White House Refusing Comment on O’Brien’s Ties to Apartheid South Africa

Share

White House Refusing Comment on O'Brien's Ties to Apartheid South AfricaAs accuracy.org first reported on Thursday, just after Robert O’Brien was named National Security Advisor, he was a Rotary scholar at the University of the Free State in South Africa in 1987, a white supremacist institution at the time. O’Brien’s LinkedIn profile states that he speaks two languages: English and Afrikaans. Congress passed the Comprehensive Anti-Apartheid Act over Ronald Reagan’s veto in 1986.

Today, The Guardian reports in “Robert O’Brien attended ‘routinely racist’ university in apartheid South Africa,” that “Prof Jonathan Jansen, who was vice-chancellor of the university … between 2009 and 2017, said that at the time O’Brien was a student, the institution was ‘in short … a white, Afrikaans university for people then called Afrikaners – very conservative and routinely racist not only in their policies but in their practices.’ … The national security council did not respond to a request for comment.”

BILL FLETCHER, billfletcherjr at gmail.com
Fletcher is executive editor of GlobalAfricanWorker.com and is former president of TransAfrica Forum.

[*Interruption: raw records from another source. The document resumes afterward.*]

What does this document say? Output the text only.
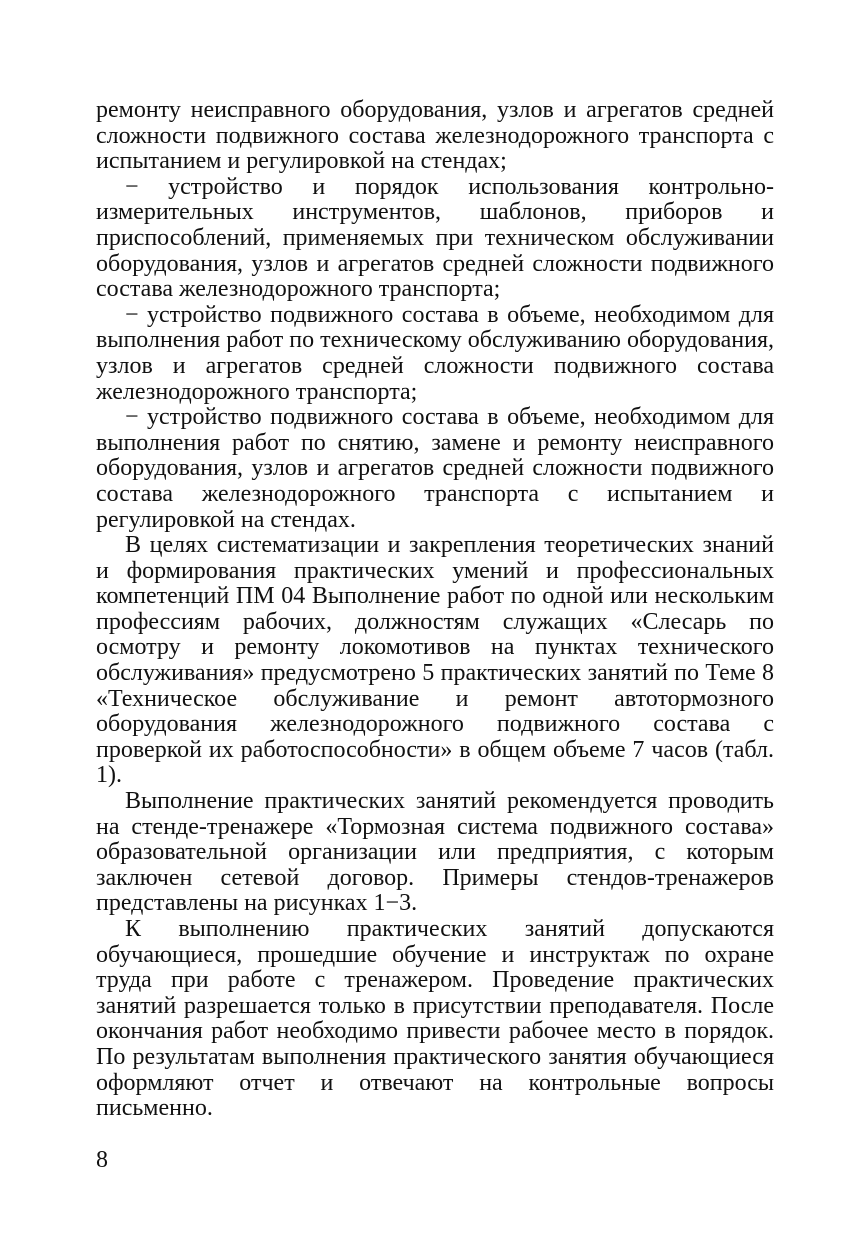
ремонту неисправного оборудования, узлов и агрегатов средней сложности подвижного состава железнодорожного транспорта с испытанием и регулировкой на стендах;

− устройство и порядок использования контрольно-измерительных инструментов, шаблонов, приборов и приспособлений, применяемых при техническом обслуживании оборудования, узлов и агрегатов средней сложности подвижного состава железнодорожного транспорта;

− устройство подвижного состава в объеме, необходимом для выполнения работ по техническому обслуживанию оборудования, узлов и агрегатов средней сложности подвижного состава железнодорожного транспорта;

− устройство подвижного состава в объеме, необходимом для выполнения работ по снятию, замене и ремонту неисправного оборудования, узлов и агрегатов средней сложности подвижного состава железнодорожного транспорта с испытанием и регулировкой на стендах.

В целях систематизации и закрепления теоретических знаний и формирования практических умений и профессиональных компетенций ПМ 04 Выполнение работ по одной или нескольким профессиям рабочих, должностям служащих «Слесарь по осмотру и ремонту локомотивов на пунктах технического обслуживания» предусмотрено 5 практических занятий по Теме 8 «Техническое обслуживание и ремонт автотормозного оборудования железнодорожного подвижного состава с проверкой их работоспособности» в общем объеме 7 часов (табл. 1).

Выполнение практических занятий рекомендуется проводить на стенде-тренажере «Тормозная система подвижного состава» образовательной организации или предприятия, с которым заключен сетевой договор. Примеры стендов-тренажеров представлены на рисунках 1−3.

К выполнению практических занятий допускаются обучающиеся, прошедшие обучение и инструктаж по охране труда при работе с тренажером. Проведение практических занятий разрешается только в присутствии преподавателя. После окончания работ необходимо привести рабочее место в порядок. По результатам выполнения практического занятия обучающиеся оформляют отчет и отвечают на контрольные вопросы письменно.

8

He said today: “This appointment is obscene. It is not just a matter of the school that O’Brien attended but his assessment of apartheid South Africa condemns him to be a person not from the 21st century, but from the 19th century. Coupled with the offensive and reactionary stand of the Trump administration when it comes to the Palestinian quest — against another apartheid system — for human rights, this appointment is not simply objectionable but displays the flag of the global right-wing populist movement with which Trump is aligned.”

The Guardian also notes: ”Last year the [‘civil rights organisation that mobilizes Afrikaners’] AfriForum CEO, Kallie Kriel, caused outrage when he said that although apartheid was ‘wrong,’ not enough people had been killed during the apartheid era to justify it being called a crime against humanity.

“O’Brien was quoted in a 2017 interview with AfriForum as saying: ‘In my opinion, South Africans are the most hospitable people in the world and I have especially experienced this at [UFS].’

“O’Brien makes no mention of apartheid or his time in South Africa in his book While America Slept.

“O’Brien is reported to have met his wife while at the university.”